Alhamdulillah, pertama kali ke Eropa
langsung diajak ke tiga negara sekaligus. Domisili di Den Haag, pekan keempat
dibawa ke Brussels dan Paris. Segala puji bagi Allah, praise be to Allah. Apalagi,
di Brussels dan Paris itu ketemu banyak sekali orang-orang berwajah Arab atau
Afrika Utara, berbahasa Arab pula. Sungguh kenikmatan tiada tara.
Belajar bahasa Arab pun menjadi sangat terasa
banyak gunanya. Kalau hidup di Timur Tengah, adalah hal biasa mempraktikkab
bahasa Arab. Namun, ini di Eropa, di negara orientalis maju yang dulunya menggulingkan
kejayaan bahasa Arab. Uni Eropa sendiri memiliki 24 bahasa resmi, tentu saja
tidak ada bahasa Arab. Jika punya modal bahasa Inggris atau Prancis maka
amanlah hidup di Eropa.
Ternyata oh ternyata, modal bahasa Arab
pun bukannya tidak bisa eksis. Ketika kunjungan resmi ke markas NATO, Parlemen
Eropa, dan Komisi Eropa memang semua berbahasa Inggris. Namun, saat berjalan-jalan
santai berkeliling kota Brussels, rupanya dengan mudah menjumpai orang-orang
yang bisa berbahasa Arab.
Mereka umumnya pemilik atau penjaga toko-toko
souvenir atau oleh-oleh. Tepat di depan patung “Mennekin Pis” (patung anak
kecil pipis), misalnya, ada sebuah toko souvenir. Ketika kami masuk ke
dalamnya, penjaga toko langsung mengucapkan salam. Mungkin melihat wajah kami
yang ras Melayu sehingga dengan yakin ia menebak kami adalah muslim.

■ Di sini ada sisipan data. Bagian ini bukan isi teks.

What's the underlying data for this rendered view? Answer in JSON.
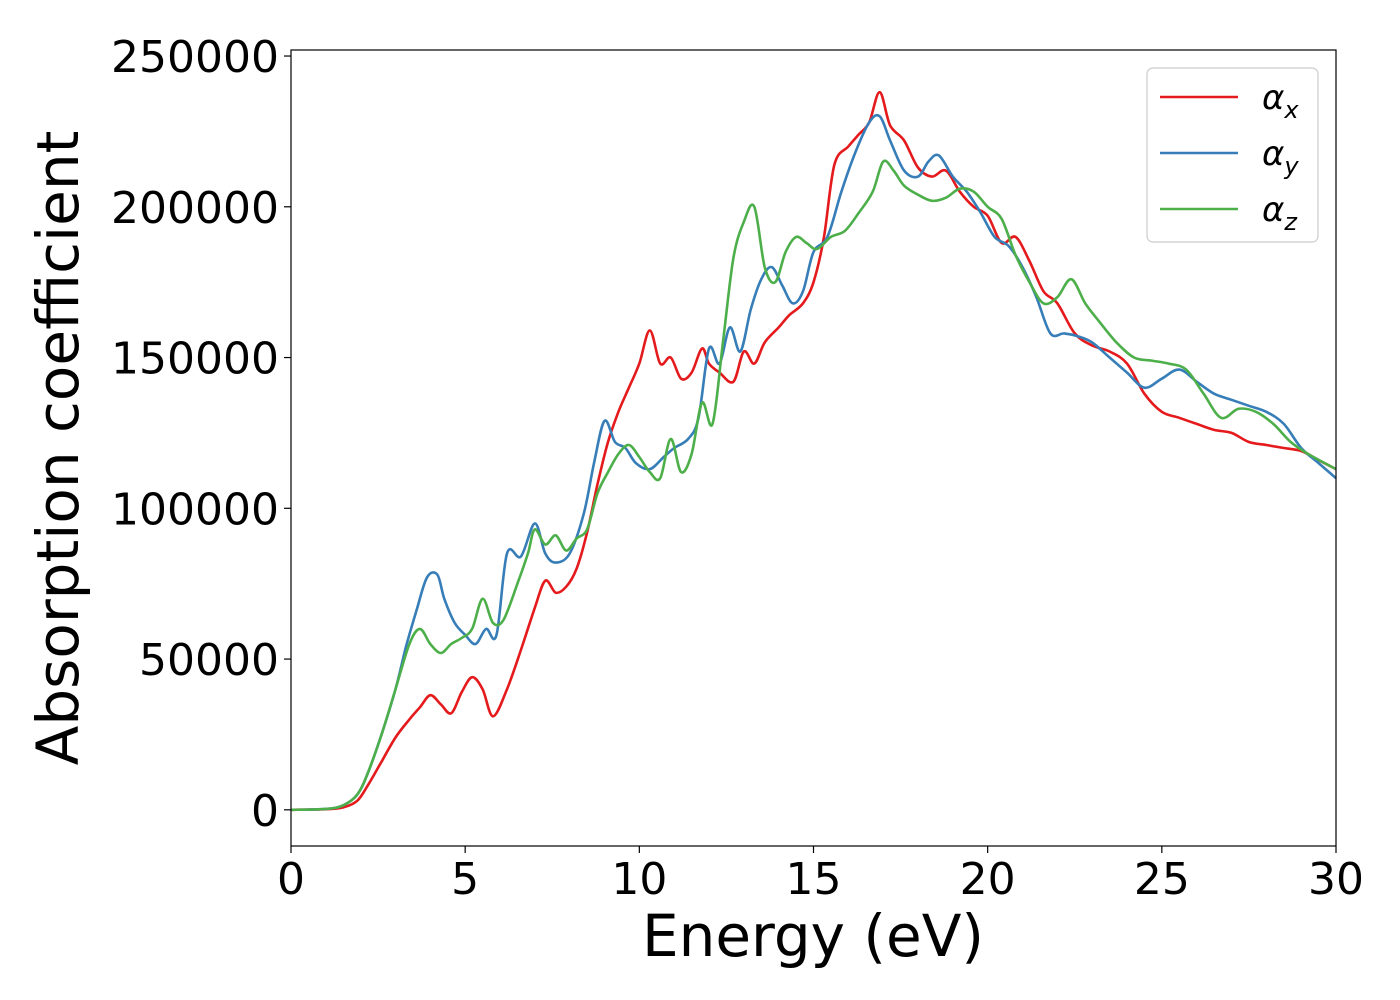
{
  "chart_data": {
    "type": "line",
    "xlabel": "Energy (eV)",
    "ylabel": "Absorption coefficient",
    "xlim": [
      0,
      30
    ],
    "ylim": [
      -12000,
      252000
    ],
    "xticks": [
      0,
      5,
      10,
      15,
      20,
      25,
      30
    ],
    "xtick_labels": [
      "0",
      "5",
      "10",
      "15",
      "20",
      "25",
      "30"
    ],
    "yticks": [
      0,
      50000,
      100000,
      150000,
      200000,
      250000
    ],
    "ytick_labels": [
      "0",
      "50000",
      "100000",
      "150000",
      "200000",
      "250000"
    ],
    "grid": false,
    "legend_position": "top-right",
    "series": [
      {
        "name": "α",
        "subscript": "x",
        "color": "#e41a1c",
        "x": [
          0,
          1,
          1.5,
          1.9,
          2.2,
          2.6,
          3.0,
          3.4,
          3.7,
          4.0,
          4.3,
          4.6,
          4.9,
          5.2,
          5.5,
          5.8,
          6.2,
          6.6,
          7.0,
          7.3,
          7.6,
          7.9,
          8.2,
          8.5,
          8.8,
          9.1,
          9.4,
          9.7,
          10.0,
          10.3,
          10.6,
          10.9,
          11.2,
          11.5,
          11.8,
          12.0,
          12.3,
          12.7,
          13.0,
          13.3,
          13.6,
          14.0,
          14.3,
          14.7,
          15.0,
          15.3,
          15.6,
          16.0,
          16.3,
          16.6,
          16.9,
          17.2,
          17.6,
          18.0,
          18.4,
          18.8,
          19.2,
          19.6,
          20.0,
          20.4,
          20.8,
          21.2,
          21.6,
          22.0,
          22.5,
          23.0,
          23.5,
          24.0,
          24.5,
          25.0,
          25.5,
          26.0,
          26.5,
          27.0,
          27.5,
          28.0,
          28.5,
          29.0,
          29.5,
          30.0
        ],
        "y": [
          0,
          200,
          800,
          3000,
          8000,
          16000,
          24000,
          30000,
          34000,
          38000,
          35000,
          32000,
          39000,
          44000,
          40000,
          31000,
          40000,
          53000,
          67000,
          76000,
          72000,
          74000,
          80000,
          92000,
          108000,
          122000,
          132000,
          140000,
          148000,
          159000,
          148000,
          150000,
          143000,
          145000,
          153000,
          148000,
          145000,
          142000,
          152000,
          148000,
          155000,
          160000,
          164000,
          168000,
          175000,
          190000,
          214000,
          220000,
          224000,
          228000,
          238000,
          227000,
          222000,
          213000,
          210000,
          212000,
          205000,
          200000,
          197000,
          188000,
          190000,
          182000,
          172000,
          168000,
          158000,
          154000,
          152000,
          148000,
          138000,
          132000,
          130000,
          128000,
          126000,
          125000,
          122000,
          121000,
          120000,
          119000,
          116000,
          113000
        ]
      },
      {
        "name": "α",
        "subscript": "y",
        "color": "#377eb8",
        "x": [
          0,
          1,
          1.5,
          1.9,
          2.2,
          2.6,
          3.0,
          3.3,
          3.6,
          3.9,
          4.2,
          4.4,
          4.7,
          5.0,
          5.3,
          5.6,
          5.9,
          6.2,
          6.6,
          7.0,
          7.3,
          7.6,
          8.0,
          8.4,
          8.7,
          9.0,
          9.3,
          9.6,
          9.9,
          10.3,
          10.7,
          11.0,
          11.4,
          11.7,
          12.0,
          12.3,
          12.6,
          12.9,
          13.2,
          13.5,
          13.8,
          14.1,
          14.4,
          14.7,
          15.0,
          15.4,
          15.8,
          16.2,
          16.6,
          16.9,
          17.2,
          17.6,
          18.0,
          18.3,
          18.6,
          19.0,
          19.4,
          19.8,
          20.2,
          20.6,
          21.0,
          21.4,
          21.8,
          22.2,
          22.6,
          23.0,
          23.5,
          24.0,
          24.5,
          25.0,
          25.5,
          26.0,
          26.5,
          27.0,
          27.5,
          28.0,
          28.5,
          29.0,
          29.5,
          30.0
        ],
        "y": [
          0,
          300,
          1500,
          5000,
          12000,
          25000,
          40000,
          54000,
          66000,
          77000,
          78000,
          70000,
          62000,
          58000,
          55000,
          60000,
          58000,
          85000,
          84000,
          95000,
          85000,
          82000,
          85000,
          98000,
          115000,
          129000,
          122000,
          120000,
          115000,
          113000,
          117000,
          120000,
          123000,
          130000,
          153000,
          148000,
          160000,
          152000,
          166000,
          176000,
          180000,
          174000,
          168000,
          172000,
          185000,
          190000,
          205000,
          218000,
          228000,
          230000,
          222000,
          212000,
          210000,
          215000,
          217000,
          210000,
          205000,
          198000,
          190000,
          187000,
          180000,
          170000,
          158000,
          158000,
          157000,
          155000,
          150000,
          145000,
          140000,
          143000,
          146000,
          142000,
          138000,
          136000,
          134000,
          132000,
          128000,
          120000,
          115000,
          110000
        ]
      },
      {
        "name": "α",
        "subscript": "z",
        "color": "#4daf4a",
        "x": [
          0,
          1,
          1.5,
          1.9,
          2.2,
          2.6,
          3.0,
          3.4,
          3.7,
          4.0,
          4.3,
          4.6,
          4.9,
          5.2,
          5.5,
          5.8,
          6.1,
          6.5,
          6.8,
          7.0,
          7.3,
          7.6,
          7.9,
          8.2,
          8.5,
          8.8,
          9.1,
          9.4,
          9.7,
          10.0,
          10.3,
          10.6,
          10.9,
          11.2,
          11.5,
          11.8,
          12.1,
          12.4,
          12.7,
          13.0,
          13.3,
          13.6,
          13.9,
          14.2,
          14.5,
          14.8,
          15.1,
          15.5,
          15.9,
          16.3,
          16.7,
          17.0,
          17.3,
          17.6,
          18.0,
          18.4,
          18.8,
          19.2,
          19.6,
          20.0,
          20.4,
          20.8,
          21.2,
          21.6,
          22.0,
          22.4,
          22.8,
          23.2,
          23.7,
          24.2,
          24.7,
          25.2,
          25.7,
          26.2,
          26.7,
          27.2,
          27.7,
          28.2,
          28.7,
          29.2,
          30.0
        ],
        "y": [
          0,
          300,
          1500,
          5000,
          12000,
          25000,
          40000,
          55000,
          60000,
          55000,
          52000,
          55000,
          57000,
          60000,
          70000,
          62000,
          63000,
          75000,
          85000,
          93000,
          88000,
          91000,
          86000,
          90000,
          93000,
          105000,
          112000,
          118000,
          121000,
          117000,
          112000,
          110000,
          123000,
          112000,
          118000,
          135000,
          128000,
          155000,
          183000,
          195000,
          200000,
          180000,
          175000,
          185000,
          190000,
          188000,
          186000,
          190000,
          192000,
          198000,
          205000,
          215000,
          212000,
          207000,
          204000,
          202000,
          203000,
          206000,
          205000,
          200000,
          196000,
          184000,
          175000,
          168000,
          170000,
          176000,
          168000,
          162000,
          155000,
          150000,
          149000,
          148000,
          146000,
          138000,
          130000,
          133000,
          132000,
          128000,
          122000,
          118000,
          113000
        ]
      }
    ]
  }
}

Melihat wajahnya yang kearab-araban,
juga merasa mendapat angin, saya beranikan menanyakan kabar dengan bahasa Arab.
Ia pun terlihat girang sekali ada di antara kami yang mengajaknya berbahasa
Arab, muslim pula. Setelah ngobrol dengan akrab, alhamdulillah beberapa dari
kami mendapatkan potongan harga atau bonus souvenir.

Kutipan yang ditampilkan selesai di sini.